渡辺直人選手の人間力
野球に詳しくない人でも、松坂大輔の名前は知っていて、同学年の野球選手を松坂世代と呼ばれているのを聞いたことがあるかと思います。松坂世代のプロ野球選手も年々減っていき、今シーズン途中で、阪神の藤川球児選手が引退を表明しました。
そして先日、同じく松坂世代の楽天イーグルスの渡辺直人選手が、引退を表明しました。
セ・リーグの赤い球団をひいきに見ている自分としては、他球団、特にパ・リーグの選手はそこまで詳しくないのですが、松坂選手が高校時代から脚光を浴び、鳴り物入りで西武に入団したのとは対照的に、渡辺選手は学生時代はそこまで目立つこともなく、社会人野球を経験してから26歳という遅いプロ入りでした。
ホームランや打率でタイトルをとることもなかったので、そこまで記憶に残っているプレーはないのですが、ひとつだけ強烈に記憶に残っていることがあります。

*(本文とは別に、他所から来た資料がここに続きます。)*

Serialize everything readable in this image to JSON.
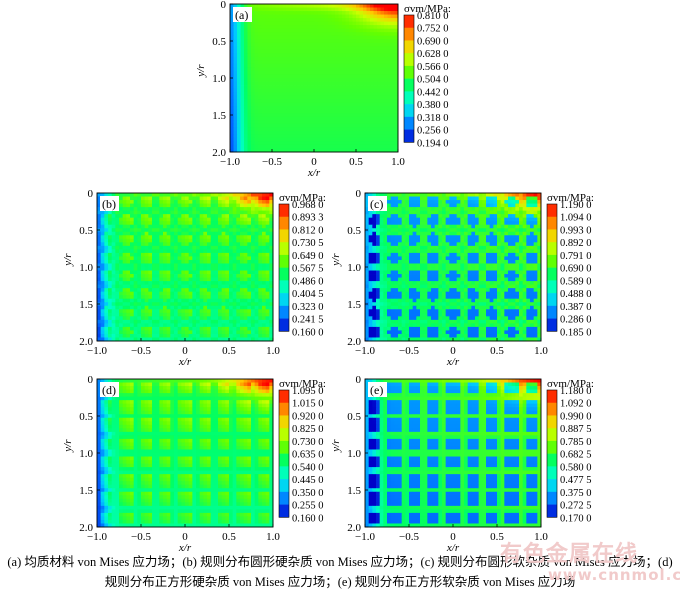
{
  "chart_data": [
    {
      "type": "heatmap",
      "panel_label": "(a)",
      "colorbar_title": "σvm/MPa:",
      "colorbar_ticks": [
        "0.810 0",
        "0.752 0",
        "0.690 0",
        "0.628 0",
        "0.566 0",
        "0.504 0",
        "0.442 0",
        "0.380 0",
        "0.318 0",
        "0.256 0",
        "0.194 0"
      ],
      "value_range": [
        0.194,
        0.81
      ],
      "xlabel": "x/r",
      "ylabel": "y/r",
      "xticks": [
        "−1.0",
        "−0.5",
        "0",
        "0.5",
        "1.0"
      ],
      "yticks": [
        "0",
        "0.5",
        "1.0",
        "1.5",
        "2.0"
      ],
      "xlim": [
        -1.0,
        1.0
      ],
      "ylim": [
        0,
        2.0
      ],
      "y_axis_inverted": true,
      "inclusions": "none"
    },
    {
      "type": "heatmap",
      "panel_label": "(b)",
      "colorbar_title": "σvm/MPa:",
      "colorbar_ticks": [
        "0.968 0",
        "0.893 3",
        "0.812 0",
        "0.730 5",
        "0.649 0",
        "0.567 5",
        "0.486 0",
        "0.404 5",
        "0.323 0",
        "0.241 5",
        "0.160 0"
      ],
      "value_range": [
        0.16,
        0.968
      ],
      "xlabel": "x/r",
      "ylabel": "y/r",
      "xticks": [
        "−1.0",
        "−0.5",
        "0",
        "0.5",
        "1.0"
      ],
      "yticks": [
        "0",
        "0.5",
        "1.0",
        "1.5",
        "2.0"
      ],
      "xlim": [
        -1.0,
        1.0
      ],
      "ylim": [
        0,
        2.0
      ],
      "y_axis_inverted": true,
      "inclusions": "circle-hard"
    },
    {
      "type": "heatmap",
      "panel_label": "(c)",
      "colorbar_title": "σvm/MPa:",
      "colorbar_ticks": [
        "1.190 0",
        "1.094 0",
        "0.993 0",
        "0.892 0",
        "0.791 0",
        "0.690 0",
        "0.589 0",
        "0.488 0",
        "0.387 0",
        "0.286 0",
        "0.185 0"
      ],
      "value_range": [
        0.185,
        1.19
      ],
      "xlabel": "x/r",
      "ylabel": "y/r",
      "xticks": [
        "−1.0",
        "−0.5",
        "0",
        "0.5",
        "1.0"
      ],
      "yticks": [
        "0",
        "0.5",
        "1.0",
        "1.5",
        "2.0"
      ],
      "xlim": [
        -1.0,
        1.0
      ],
      "ylim": [
        0,
        2.0
      ],
      "y_axis_inverted": true,
      "inclusions": "circle-soft"
    },
    {
      "type": "heatmap",
      "panel_label": "(d)",
      "colorbar_title": "σvm/MPa:",
      "colorbar_ticks": [
        "1.095 0",
        "1.015 0",
        "0.920 0",
        "0.825 0",
        "0.730 0",
        "0.635 0",
        "0.540 0",
        "0.445 0",
        "0.350 0",
        "0.255 0",
        "0.160 0"
      ],
      "value_range": [
        0.16,
        1.095
      ],
      "xlabel": "x/r",
      "ylabel": "y/r",
      "xticks": [
        "−1.0",
        "−0.5",
        "0",
        "0.5",
        "1.0"
      ],
      "yticks": [
        "0",
        "0.5",
        "1.0",
        "1.5",
        "2.0"
      ],
      "xlim": [
        -1.0,
        1.0
      ],
      "ylim": [
        0,
        2.0
      ],
      "y_axis_inverted": true,
      "inclusions": "square-hard"
    },
    {
      "type": "heatmap",
      "panel_label": "(e)",
      "colorbar_title": "σvm/MPa:",
      "colorbar_ticks": [
        "1.180 0",
        "1.092 0",
        "0.990 0",
        "0.887 5",
        "0.785 0",
        "0.682 5",
        "0.580 0",
        "0.477 5",
        "0.375 0",
        "0.272 5",
        "0.170 0"
      ],
      "value_range": [
        0.17,
        1.18
      ],
      "xlabel": "x/r",
      "ylabel": "y/r",
      "xticks": [
        "−1.0",
        "−0.5",
        "0",
        "0.5",
        "1.0"
      ],
      "yticks": [
        "0",
        "0.5",
        "1.0",
        "1.5",
        "2.0"
      ],
      "xlim": [
        -1.0,
        1.0
      ],
      "ylim": [
        0,
        2.0
      ],
      "y_axis_inverted": true,
      "inclusions": "square-soft"
    }
  ],
  "caption": {
    "line1": "(a)  均质材料 von Mises  应力场；(b)  规则分布圆形硬杂质 von Mises 应力场；(c)  规则分布圆形软杂质 von Mises 应力场；(d)",
    "line2": "规则分布正方形硬杂质 von Mises 应力场；(e)  规则分布正方形软杂质 von Mises 应力场"
  },
  "watermark": {
    "line1": "有色金属在线",
    "line2": "www.cnnmol.com"
  },
  "colormap": [
    "#0000c8",
    "#0064ff",
    "#00c8ff",
    "#00ffc8",
    "#00ff64",
    "#64ff00",
    "#c8ff00",
    "#ffc800",
    "#ff6400",
    "#ff0000"
  ]
}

2010年、チームの事情で、渡辺選手がトレードで横浜へ移籍することになりました。
渡辺選手は自分を育ててくれた楽天への思いから、記者会見で泣きました。
すると次の日、契約更改の場で、チームメイトの鉄平、嶋、草野の3選手も号泣したのです。
自分が今季の活躍で、来季提示された年俸で契約しましたって発表の場で、カメラの前で大人が
「なんで直人さんがトレードでチームを出なきゃいけないんですか」って
悔しさをあらわに号泣するのです。
普通、プロスポーツ選手なんて、ライバルに勝って自分が活躍してたくさんお金を稼げればいいんじゃないかと、単純に思ってしまうし(自分も元アスリートのはしくれでそんな人をよく見てきました)、こういう業界なら仕方ないと理解も必要なのですが、他人のためにそこまで泣けるのかって、どんな選手だったのだろうって興味がわいた記憶がありました。
とにかく面倒見がよく、助言を惜しまない。どんな人であれ臆さず自分の意見を伝える渡辺直人という選手は、チームメイトに愛された、人間力にあふれた選手だったということでしょう。

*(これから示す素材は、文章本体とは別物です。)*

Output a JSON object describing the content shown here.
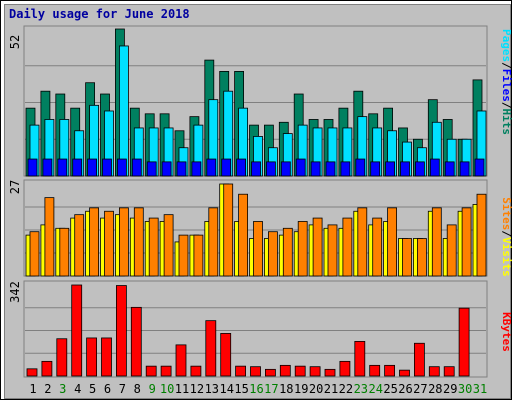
{
  "title": "Daily usage for June 2018",
  "colors": {
    "hits": "#008060",
    "files": "#0000ff",
    "pages": "#00e0ff",
    "visits": "#ffff00",
    "sites": "#ff8000",
    "kbytes": "#ff0000",
    "weekend_day": "#008000",
    "weekday_day": "#000000",
    "title": "#0000a0",
    "background": "#c0c0c0"
  },
  "legend": {
    "top": {
      "pages": "Pages",
      "files": "Files",
      "hits": "Hits",
      "sep": "/"
    },
    "middle": {
      "sites": "Sites",
      "visits": "Visits",
      "sep": "/"
    },
    "bottom": {
      "kbytes": "KBytes"
    }
  },
  "chart_data": [
    {
      "type": "bar",
      "panel": "hits-files-pages",
      "ymax_label": "52",
      "ylim": [
        0,
        52
      ],
      "categories": [
        "1",
        "2",
        "3",
        "4",
        "5",
        "6",
        "7",
        "8",
        "9",
        "10",
        "11",
        "12",
        "13",
        "14",
        "15",
        "16",
        "17",
        "18",
        "19",
        "20",
        "21",
        "22",
        "23",
        "24",
        "25",
        "26",
        "27",
        "28",
        "29",
        "30",
        "31"
      ],
      "series": [
        {
          "name": "Hits",
          "values": [
            24,
            30,
            29,
            24,
            33,
            29,
            52,
            24,
            22,
            22,
            16,
            21,
            41,
            37,
            37,
            18,
            18,
            19,
            29,
            20,
            20,
            24,
            30,
            22,
            24,
            17,
            13,
            27,
            20,
            13,
            34
          ]
        },
        {
          "name": "Files",
          "values": [
            6,
            6,
            6,
            6,
            6,
            6,
            6,
            6,
            5,
            5,
            5,
            5,
            6,
            6,
            6,
            5,
            5,
            5,
            6,
            5,
            5,
            5,
            6,
            5,
            5,
            5,
            5,
            6,
            5,
            5,
            6
          ]
        },
        {
          "name": "Pages",
          "values": [
            18,
            20,
            20,
            16,
            25,
            23,
            46,
            17,
            17,
            17,
            10,
            18,
            27,
            30,
            24,
            14,
            10,
            15,
            18,
            17,
            17,
            17,
            21,
            17,
            16,
            12,
            10,
            19,
            13,
            13,
            23
          ]
        }
      ]
    },
    {
      "type": "bar",
      "panel": "visits-sites",
      "ymax_label": "27",
      "ylim": [
        0,
        27
      ],
      "categories": [
        "1",
        "2",
        "3",
        "4",
        "5",
        "6",
        "7",
        "8",
        "9",
        "10",
        "11",
        "12",
        "13",
        "14",
        "15",
        "16",
        "17",
        "18",
        "19",
        "20",
        "21",
        "22",
        "23",
        "24",
        "25",
        "26",
        "27",
        "28",
        "29",
        "30",
        "31"
      ],
      "series": [
        {
          "name": "Visits",
          "values": [
            12,
            15,
            14,
            17,
            19,
            17,
            18,
            17,
            16,
            16,
            10,
            12,
            16,
            27,
            16,
            11,
            11,
            12,
            13,
            15,
            14,
            14,
            19,
            15,
            16,
            11,
            11,
            19,
            11,
            19,
            21
          ]
        },
        {
          "name": "Sites",
          "values": [
            13,
            23,
            14,
            18,
            20,
            19,
            20,
            20,
            17,
            18,
            12,
            12,
            20,
            27,
            24,
            16,
            13,
            14,
            16,
            17,
            15,
            17,
            20,
            17,
            20,
            11,
            11,
            20,
            15,
            20,
            24
          ]
        }
      ]
    },
    {
      "type": "bar",
      "panel": "kbytes",
      "ymax_label": "342",
      "ylim": [
        0,
        342
      ],
      "categories": [
        "1",
        "2",
        "3",
        "4",
        "5",
        "6",
        "7",
        "8",
        "9",
        "10",
        "11",
        "12",
        "13",
        "14",
        "15",
        "16",
        "17",
        "18",
        "19",
        "20",
        "21",
        "22",
        "23",
        "24",
        "25",
        "26",
        "27",
        "28",
        "29",
        "30",
        "31"
      ],
      "series": [
        {
          "name": "KBytes",
          "values": [
            27,
            55,
            140,
            342,
            143,
            143,
            340,
            258,
            37,
            37,
            117,
            37,
            208,
            160,
            37,
            35,
            25,
            40,
            37,
            35,
            25,
            55,
            130,
            40,
            40,
            22,
            123,
            35,
            35,
            255,
            0
          ]
        }
      ]
    }
  ],
  "weekend_days": [
    3,
    9,
    10,
    16,
    17,
    23,
    24,
    30,
    31
  ]
}
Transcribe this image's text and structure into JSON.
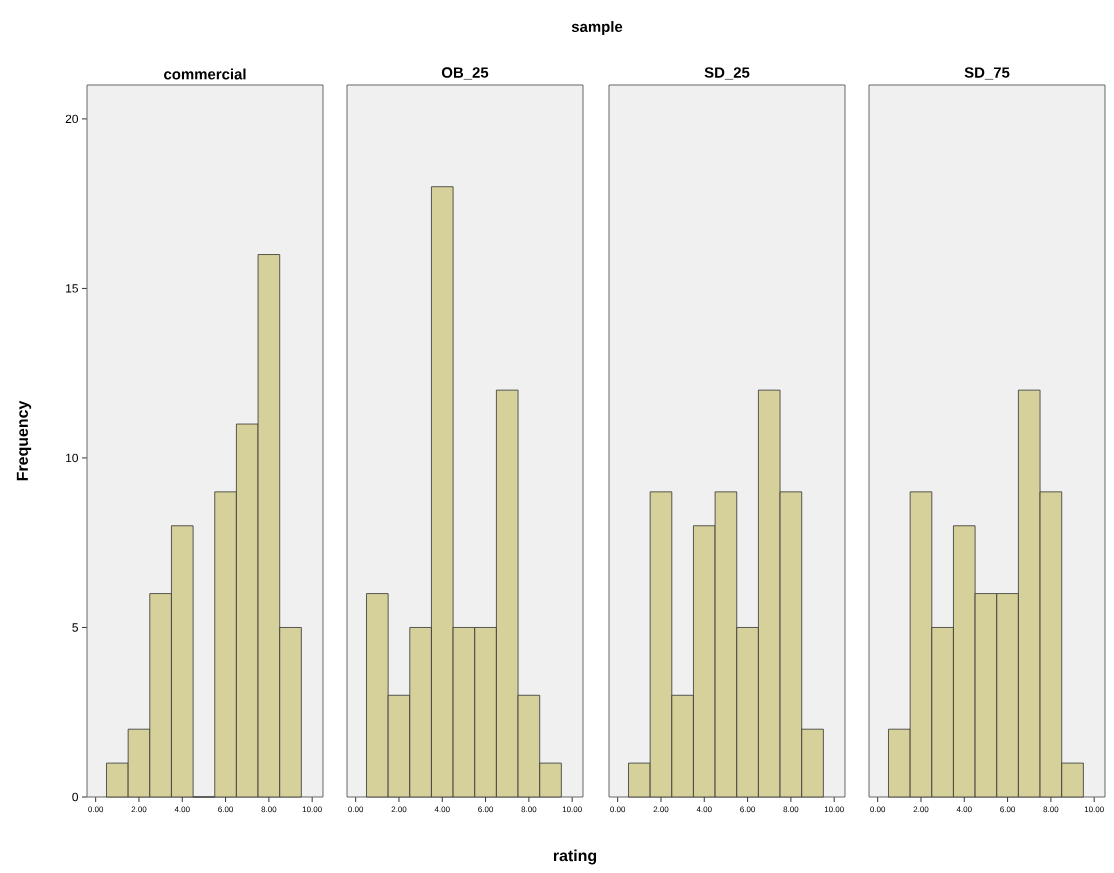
{
  "chart_data": [
    {
      "type": "histogram",
      "title": "commercial",
      "ylabel": "Frequency",
      "annotations": [
        "sample"
      ],
      "bins": [
        0.5,
        1.5,
        2.5,
        3.5,
        4.5,
        5.5,
        6.5,
        7.5,
        8.5,
        9.5
      ],
      "values": [
        1,
        2,
        6,
        8,
        0,
        9,
        11,
        16,
        5
      ],
      "color": "#d6d09a",
      "xlim": [
        -0.4,
        10.5
      ],
      "ylim": [
        0,
        21
      ],
      "xticks": [
        {
          "value": 0,
          "label": "0.00"
        },
        {
          "value": 2,
          "label": "2.00"
        },
        {
          "value": 4,
          "label": "4.00"
        },
        {
          "value": 6,
          "label": "6.00"
        },
        {
          "value": 8,
          "label": "8.00"
        },
        {
          "value": 10,
          "label": "10.00"
        }
      ],
      "yticks": [
        0,
        5,
        10,
        15,
        20
      ]
    },
    {
      "type": "histogram",
      "title": "OB_25",
      "xlabel": "rating",
      "tick_labels": "x",
      "bins": [
        0.5,
        1.5,
        2.5,
        3.5,
        4.5,
        5.5,
        6.5,
        7.5,
        8.5,
        9.5
      ],
      "values": [
        6,
        3,
        5,
        18,
        5,
        5,
        12,
        3,
        1
      ],
      "color": "#d6d09a",
      "xlim": [
        -0.4,
        10.5
      ],
      "ylim": [
        0,
        21
      ],
      "xticks": [
        {
          "value": 0,
          "label": "0.00"
        },
        {
          "value": 2,
          "label": "2.00"
        },
        {
          "value": 4,
          "label": "4.00"
        },
        {
          "value": 6,
          "label": "6.00"
        },
        {
          "value": 8,
          "label": "8.00"
        },
        {
          "value": 10,
          "label": "10.00"
        }
      ],
      "yticks": [
        0,
        5,
        10,
        15,
        20
      ]
    },
    {
      "type": "histogram",
      "title": "SD_25",
      "tick_labels": "x",
      "bins": [
        0.5,
        1.5,
        2.5,
        3.5,
        4.5,
        5.5,
        6.5,
        7.5,
        8.5,
        9.5
      ],
      "values": [
        1,
        9,
        3,
        8,
        9,
        5,
        12,
        9,
        2
      ],
      "color": "#d6d09a",
      "xlim": [
        -0.4,
        10.5
      ],
      "ylim": [
        0,
        21
      ],
      "xticks": [
        {
          "value": 0,
          "label": "0.00"
        },
        {
          "value": 2,
          "label": "2.00"
        },
        {
          "value": 4,
          "label": "4.00"
        },
        {
          "value": 6,
          "label": "6.00"
        },
        {
          "value": 8,
          "label": "8.00"
        },
        {
          "value": 10,
          "label": "10.00"
        }
      ],
      "yticks": [
        0,
        5,
        10,
        15,
        20
      ]
    },
    {
      "type": "histogram",
      "title": "SD_75",
      "tick_labels": "x",
      "bins": [
        0.5,
        1.5,
        2.5,
        3.5,
        4.5,
        5.5,
        6.5,
        7.5,
        8.5,
        9.5
      ],
      "values": [
        2,
        9,
        5,
        8,
        6,
        6,
        12,
        9,
        1
      ],
      "color": "#d6d09a",
      "xlim": [
        -0.4,
        10.5
      ],
      "ylim": [
        0,
        21
      ],
      "xticks": [
        {
          "value": 0,
          "label": "0.00"
        },
        {
          "value": 2,
          "label": "2.00"
        },
        {
          "value": 4,
          "label": "4.00"
        },
        {
          "value": 6,
          "label": "6.00"
        },
        {
          "value": 8,
          "label": "8.00"
        },
        {
          "value": 10,
          "label": "10.00"
        }
      ],
      "yticks": [
        0,
        5,
        10,
        15,
        20
      ]
    }
  ]
}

もし、明日、自分が会社をクビになったら、号泣してくれる人はいるだろうか?
全力で救ってくれる人はいるだろうか?
今日もひとり会社を辞めるという連絡が入ってきました。
いろんな感情が巡り寂しいけど、とても泣けるといった状況ではありません。
人間力って何なのかを考えさせる存在が渡辺直人選手でした。